I do get your point about it being accessible to newcomers, and some games can be very oblique for those not already immersed in the relevant knowledge and jargon; but there always has to be a balance: if everything was linear and immediately doable, it wouldn't make for a very interesting game and would have little replay value.
Yet there should be some impulse at the start.
You know, some people here say that without snipe game is hard. That was a surprise for me, because I never used that skill before and thought it was useless and the game was too easy even without it. Picking up a chest sounds great, but I never used this opportunity, didn't even think about it. But I would never start the game again just to test this. People here think that there should be some special features that will make a player do another playthrough. I, personally, would never do it just in order to test how picking up chests works, or how snipe works. So why don't you show a player from the start, that he actually has these opportunities? Great games have replay value and it isn't based on these small features. I have 2 examples of games that I replayed for dozens of times. It is Rage of Mages (both parts) and Space Rangers (every part). Both games are old RPGs and their replay value was based on how random the game could be. I played the previous patch of DOS2 4 times and every time I would go to the underground in order to pick a lvl8 item and pray that I would find a useful one. I didn't find one and reloading the game wouldn't change it. When I played RoM I could get some fixed loot from particular enemies or places, but 95% of time I would get something random. But it would be much more random than here, in DOS, where you just pick a common 1 armor helmet or 1 armor gloves and that is a random. The items in those games would vary so much. You could kill the simplest monster and get any cheap enchanted item with a weak enchanment. That refers to RoM. And in SR you would get a gun that weights 50% less and deals a little bit more damage (10-12 instead of 10-11, for instance). In RoM you would return to the town and see items in the store, but when you reload items would change. So I could spend half an hour, trying to reload and get perfect items for my heroes. Then I would go on a quest, find the strongest monster, and keep fighting against him with 1 hero while the other one would assist by healing. This way one of them would boost his weapon skill, and the other one would boost his elemental magic. In SR I had numerous planets, every of which had it's own market, so I would fly from one to another in order to by a perfect gun for my spaceship. And here I noticed that the post is a little bit too big.
Boosting the replay value is about letting people pursue perfection as long as possible.
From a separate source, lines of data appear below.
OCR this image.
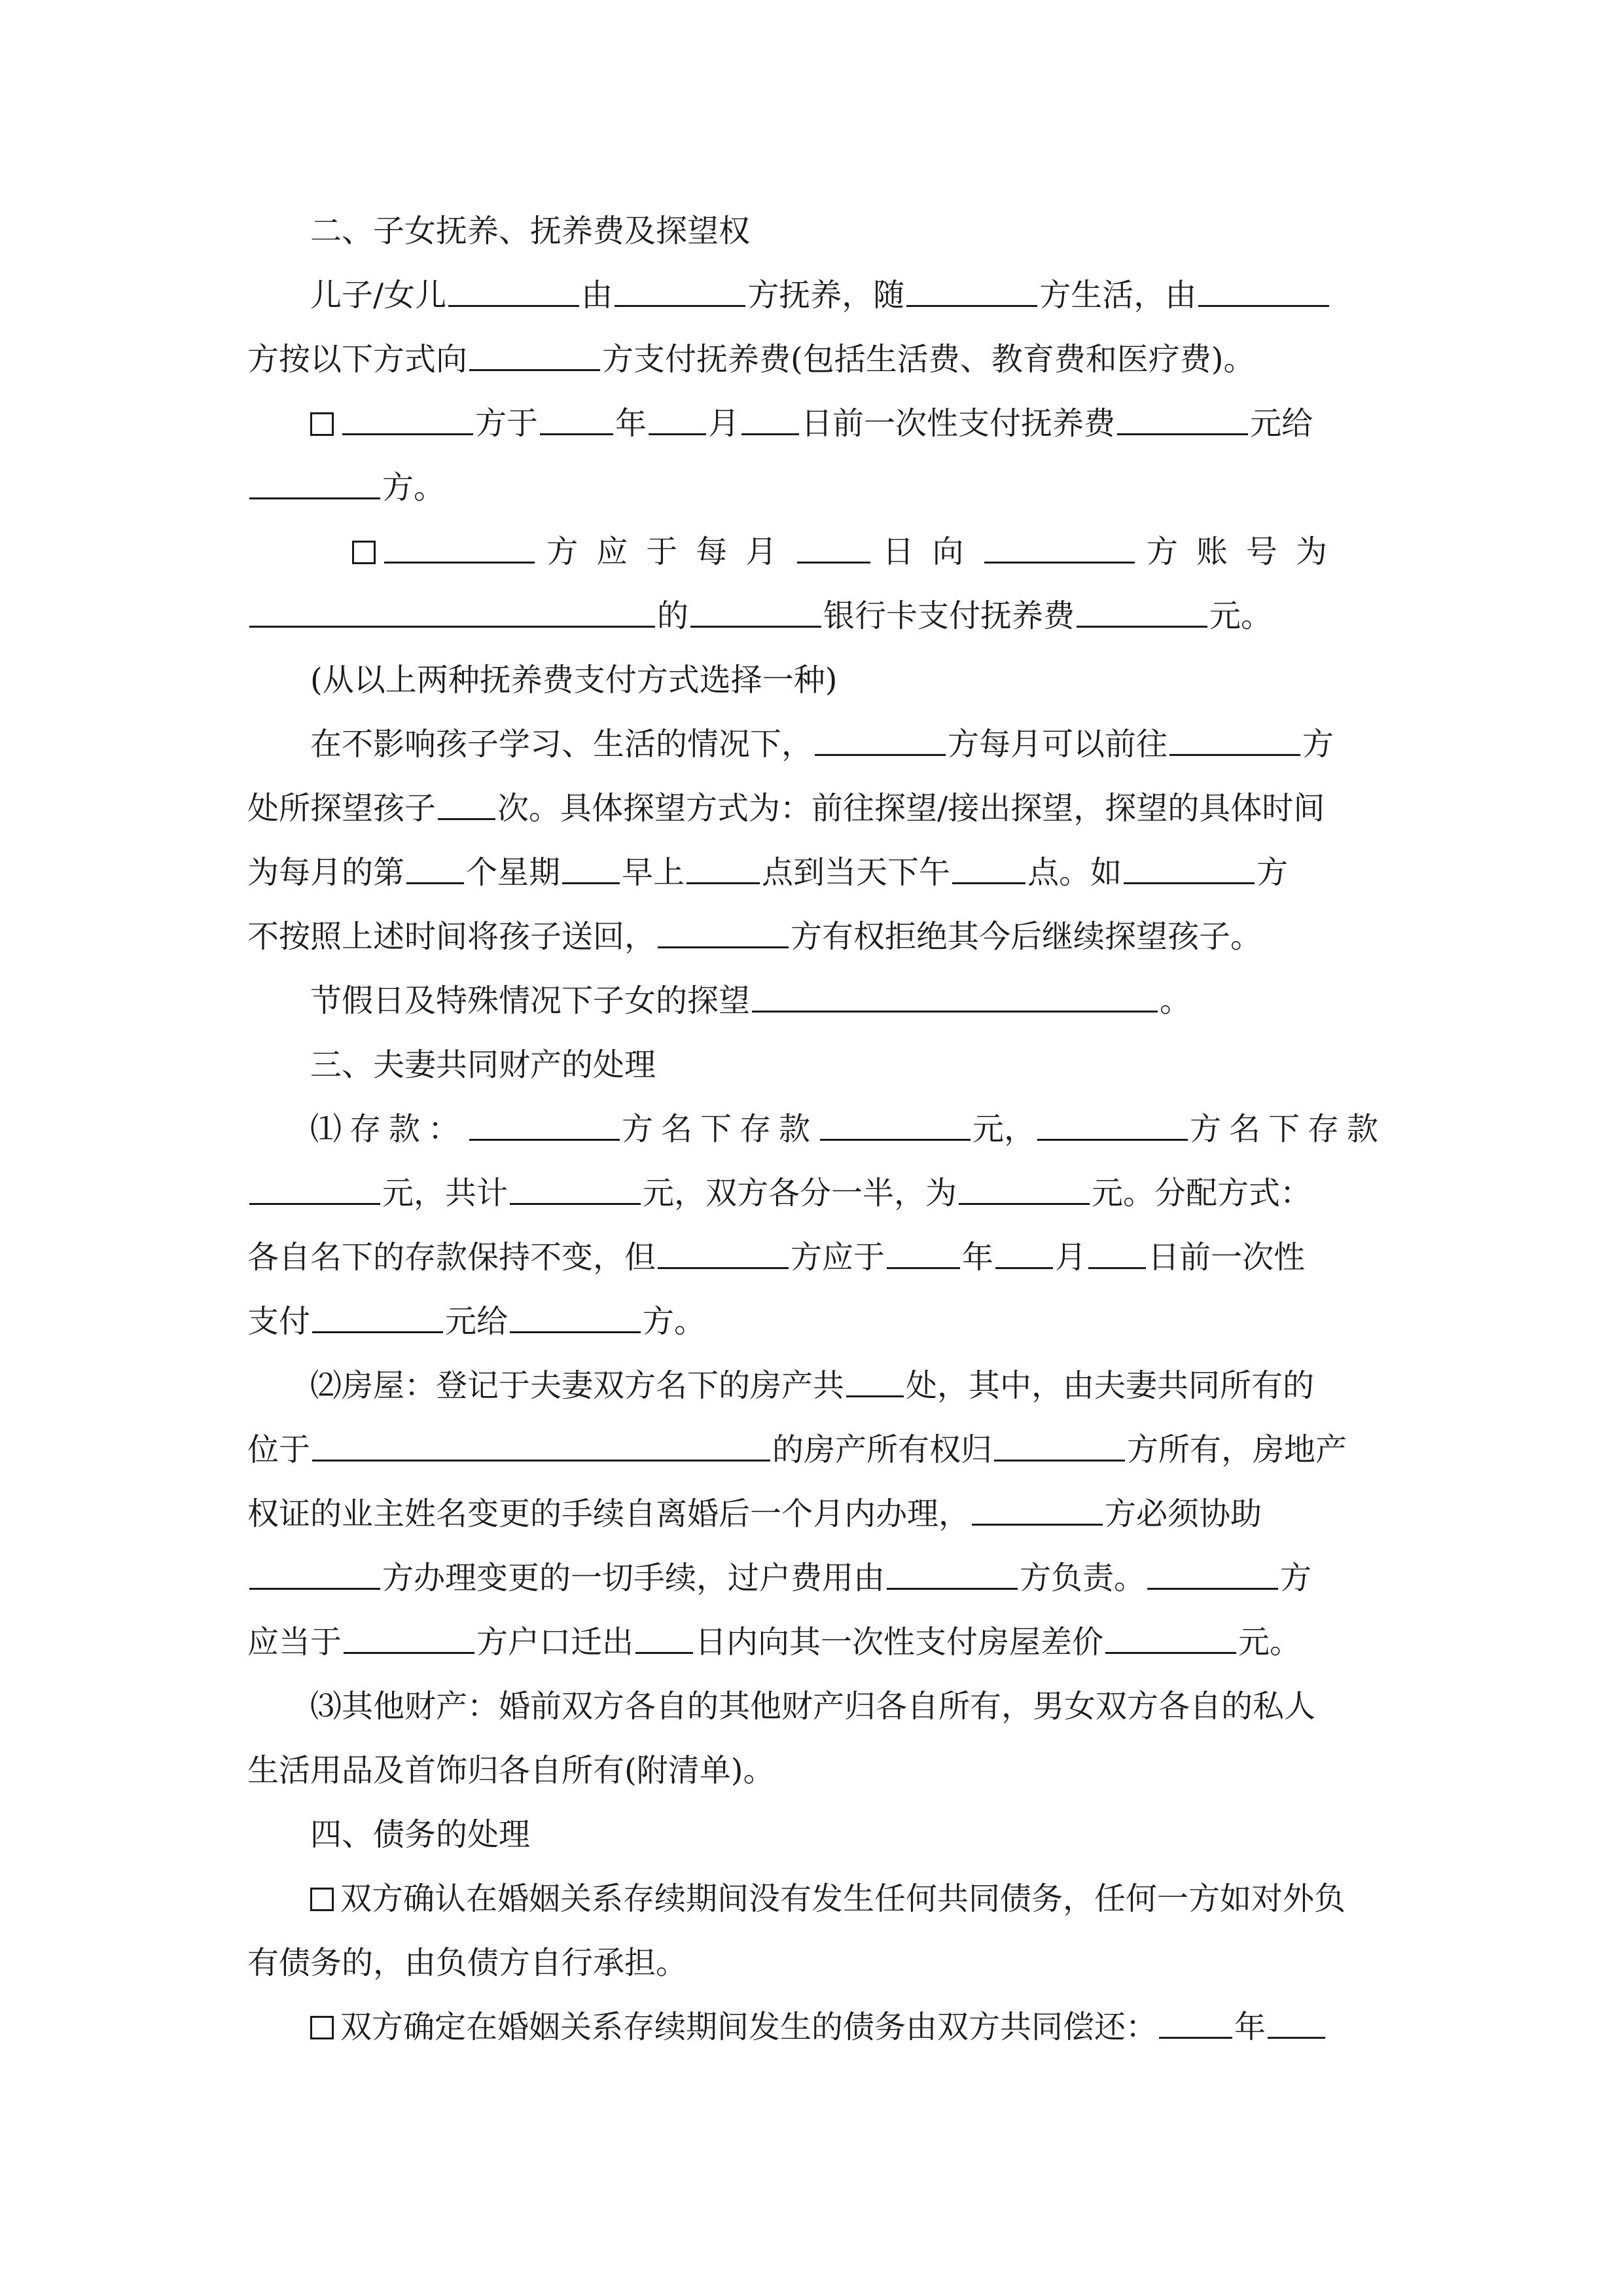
二、子女抚养、抚养费及探望权
儿子/女儿	由	方抚养，随	方生活，由
方按以下方式向	方支付抚养费(包括生活费、教育费和医疗费)。
方于 年 月 日前一次性支付抚养费	元给
方。
方应于每月	日向	方账号为
的	银行卡支付抚养费	元。
(从以上两种抚养费支付方式选择一种)
在不影响孩子学习、生活的情况下，	方每月可以前往	方
处所探望孩子 次。具体探望方式为：前往探望/接出探望，探望的具体时间
为每月的第 个星期 早上 点到当天下午 点。如	方
不按照上述时间将孩子送回，	方有权拒绝其今后继续探望孩子。
节假日及特殊情况下子女的探望	。
三、夫妻共同财产的处理
⑴存款：	方名下存款	元，	方名下存款
元，共计	元，双方各分一半，为	元。分配方式：
各自名下的存款保持不变，但	方应于 年 月 日前一次性
支付	元给	方。
⑵房屋：登记于夫妻双方名下的房产共 处，其中，由夫妻共同所有的
位于	的房产所有权归	方所有，房地产
权证的业主姓名变更的手续自离婚后一个月内办理，	方必须协助
方办理变更的一切手续，过户费用由	方负责。	方
应当于	方户口迁出 日内向其一次性支付房屋差价	元。
⑶其他财产：婚前双方各自的其他财产归各自所有，男女双方各自的私人
生活用品及首饰归各自所有(附清单)。
四、债务的处理
双方确认在婚姻关系存续期间没有发生任何共同债务，任何一方如对外负
有债务的，由负债方自行承担。
双方确定在婚姻关系存续期间发生的债务由双方共同偿还： 年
All those games like lol, wow, dota2, cs are never boring because they let you become better than others in every single matchup. And in those old RPGs you could have a stronger and better char after every replay. Add some of this and after some time the game would become legendary. In DOS1 the biggest disapointment for me was the fact that merchants had new goods only after you lvlup or some time passes, I am not sure. And the fact that the devs took out books with attribute and ability points also caused a little bit of frustration.
The Witcher 3 is so f*ing good, but it hasn't much replay value. It is not about perfection and competition, It is a great story. CoD series isn't about story or about competition, that's why this shit can't even reach the sales the devs wanted, people are tired of shitty stories with shitty multiplayer.
Is DOS a good of a story? For now that is a question. Does it have a potential replay value? Yes, it does. DOS1 was a good mix, like MW and MW2 at their time (both games still have fanbase), but you may see what happened with the franchise in the end. So what is the choice of Larian? Story or perfection? If you try to kill two birds with one stone, you end up with CoD. You will maybe have money, but it will come with angry fanbase for sure.